While implementing an embryo of computational algebra on my blog I ran into a rather special monoid and I wonder if it's studied before.
After implementing a very simple concept of dynamic sets I used it to study permutations and permutation groups. The permutation groups represents finite groups fine since all finite groups are isomorphic to a group of permutations, but when computing quotient groups the elements are no longer permutations but sets of permutations.
One of my ideas to generalize the concept is to consider all groups as quotient groups. Any permutation group $G$ could be considered as the group $G/(e)$, subgroups $N\subset G$ as subgroups $N/(e)\subset G/(e)$ and quotient group $G/(e)/N/(e)$ as $G/N$. Then all group elements are sets of permutations and the composition of elements is composition of sets of permutations.

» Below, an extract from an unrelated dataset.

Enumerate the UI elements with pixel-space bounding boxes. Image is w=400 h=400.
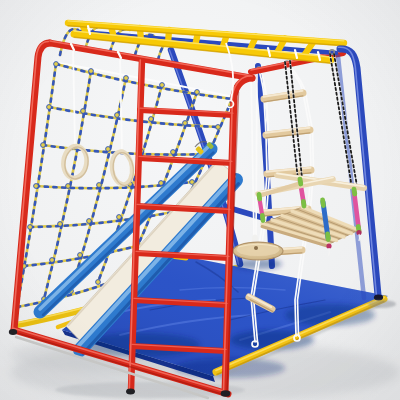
product-photo xyxy=(0,0,400,400)
vignette xyxy=(0,0,400,400)
play-gym-illustration xyxy=(0,0,400,400)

But only some sets of permutations generates groups. The unitary sets and the cosets build up with normal subgroups are among them. Generally a set of permutations doesn't generate a cyclic group but are merely an element in the monoid $M(S_n)=\mathcal P(S_n)-\{\emptyset\}$ with $2^{n!}-1$ elements. The set of the identity in $S_n$ is the identity in $M(S_n)$.
Is this monoid studied? It would be nice if it has properties that can be used in computational algebra for making smart code.